Towels cover the windows, blocking out the light as the sun starts to rise, its occupants trying to pinch some extra sleep as the day ahead beckons.

It’s a familiar sight at any lower-level tennis tournament.

Players sleeping rough in their vehicles, watching every dollar they spend as they try to forge a career as a professional player.

This is a long way from the first-class travel and five-star hotels the world’s best players enjoy, but this is what young players are forced to do as they try to work their way through the ranks.

There’s nothing glamorous about tennis at this level, but it’s a fact of life.

For the lucky few who do eventually make it on to the main stage, it’s still a hard slog, always wondering where your next pay cheque is coming from.

The thing about tennis is you need to be winning to make money.

As harsh as it sounds, if you’re not in the top 100 in the world, then you’re probably struggling to pay your way.

Tennis is an expensive sport at any level but more so at the pointy end.

Travel, accommodation, food, coaches, physios – everything comes at a cost.

You only have to look at Luke Saville, runner-up in this year’s Australian Open doubles final, to see how tough it is to carve out a living as a professional player.

Saville is the No.2 seed in the men’s singles draw at this week’s Mildura Grand Tennis International but just over a month ago he was playing on Centre Court at Rod Laver Arena in a Grand Slam final.

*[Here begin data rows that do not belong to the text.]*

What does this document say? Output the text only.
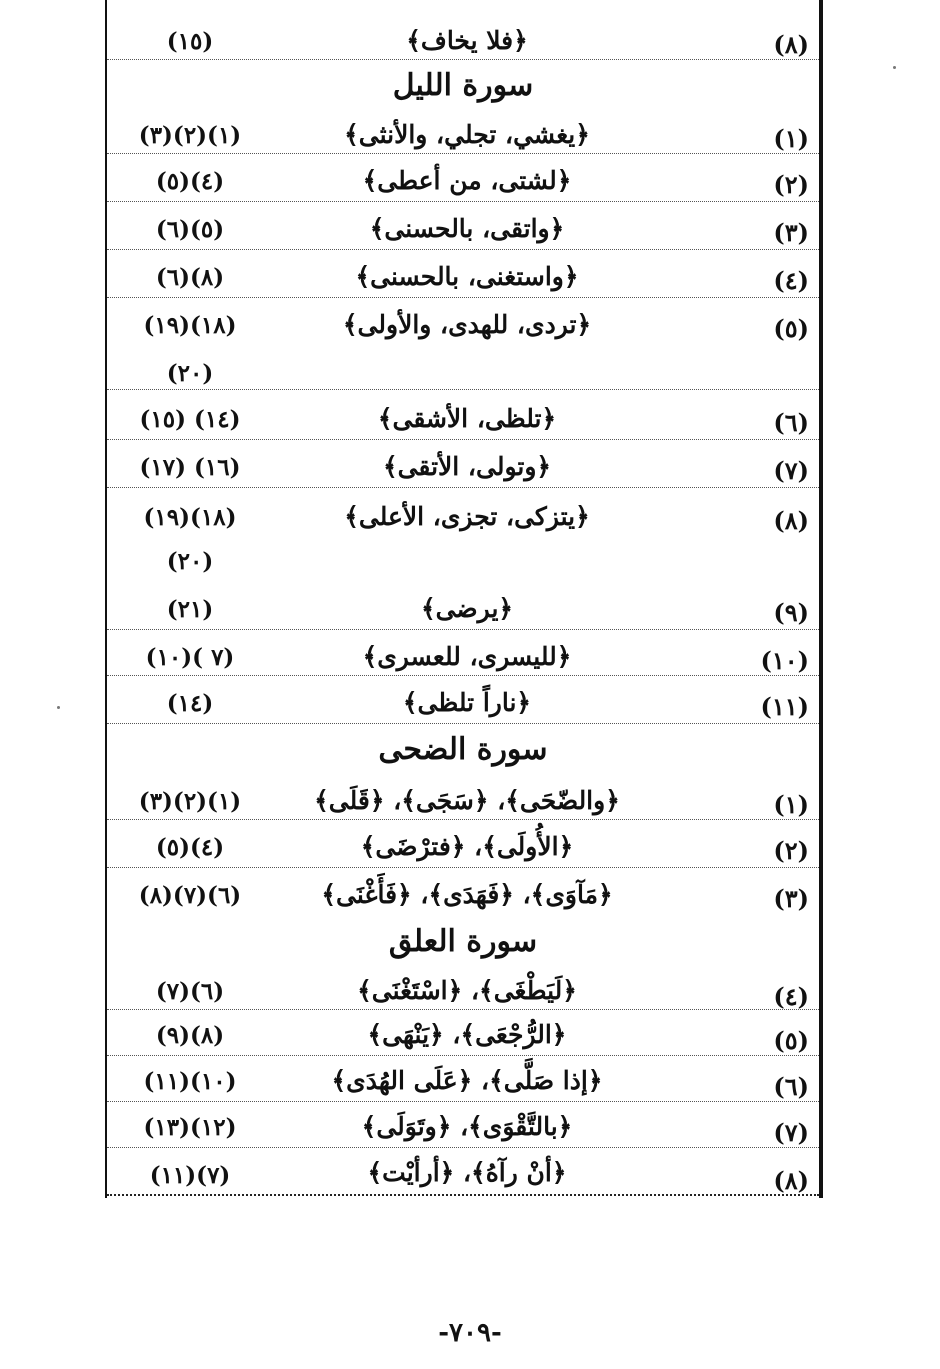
(٨)
﴿فلا يخاف﴾
(١٥)
سورة الليل
(١)
﴿يغشي، تجلي، والأنثى﴾
(١)(٢)(٣)
(٢)
﴿لشتى، من أعطى﴾
(٤)(٥)
(٣)
﴿واتقى، بالحسنى﴾
(٥)(٦)
(٤)
﴿واستغنى، بالحسنى﴾
(٨)(٦)
(٥)
﴿تردى، للهدى، والأولى﴾
(١٨)(١٩)
(٢٠)
(٦)
﴿تلظى، الأشقى﴾
(١٤) (١٥)
(٧)
﴿وتولى، الأتقى﴾
(١٦) (١٧)
(٨)
﴿يتزكى، تجزى، الأعلى﴾
(١٨)(١٩)
(٢٠)
(٩)
﴿يرضى﴾
(٢١)
(١٠)
﴿لليسرى، للعسرى﴾
(٧ )(١٠)
(١١)
﴿ناراً تلظى﴾
(١٤)
سورة الضحى
(١)
﴿والضّحَى﴾، ﴿سَجَى﴾، ﴿قَلَى﴾
(١)(٢)(٣)
(٢)
﴿الأُولَى﴾، ﴿فترْضَى﴾
(٤)(٥)
(٣)
﴿مَآوَى﴾، ﴿فَهَدَى﴾، ﴿فَأَغْنَى﴾
(٦)(٧)(٨)
سورة العلق
(٤)
﴿لَيَطْغَى﴾، ﴿اسْتَغْنَى﴾
(٦)(٧)
(٥)
﴿الرُّجْعَى﴾، ﴿يَنْهَى﴾
(٨)(٩)
(٦)
﴿إذا صَلَّى﴾، ﴿عَلَى الهُدَى﴾
(١٠)(١١)
(٧)
﴿بالتَّقْوَى﴾، ﴿وتَوَلَى﴾
(١٢)(١٣)
(٨)
﴿أنْ رآهُ﴾، ﴿أرأيْت﴾
(٧)(١١)
-٧٠٩-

You wouldn’t expect to see him slugging it out in an ITF Futures tournament in country Victoria, but that’s exactly what he’s been doing.

Saville’s story is a familiar one.

You only have to speak to local tennis coach Bill Madafferi to find out the other side of tennis: the less glamorous one.

Madafferi was one of Australia’s brightest young tennis talents back in the ’90s and, like the players of today, thought he was only one win away from launching his career.

For Madafferi, that win never came, despite his spending months on end travelling overseas in search of his dream.

In the end the financial burden, stress and loneliness forced his hand and he quit, returned home to Melbourne and became a tennis coach.

It’s story we hear far too often and you have to ask what tennis officials in this country are doing to address it.

Italy now has 12 players ranked inside the men’s top 100.

This hasn’t came about through good fortune; it’s because a lot more prizemoney is being funneled back into lower-level tournaments – a fact highlighted by former Australian Open singles champion Jim Courier during this year’s Oz Open.

It’s pretty simple: if we want our best young tennis talent to keep playing, then the prizemoney allocation for professional tournaments at all levels must be addressed.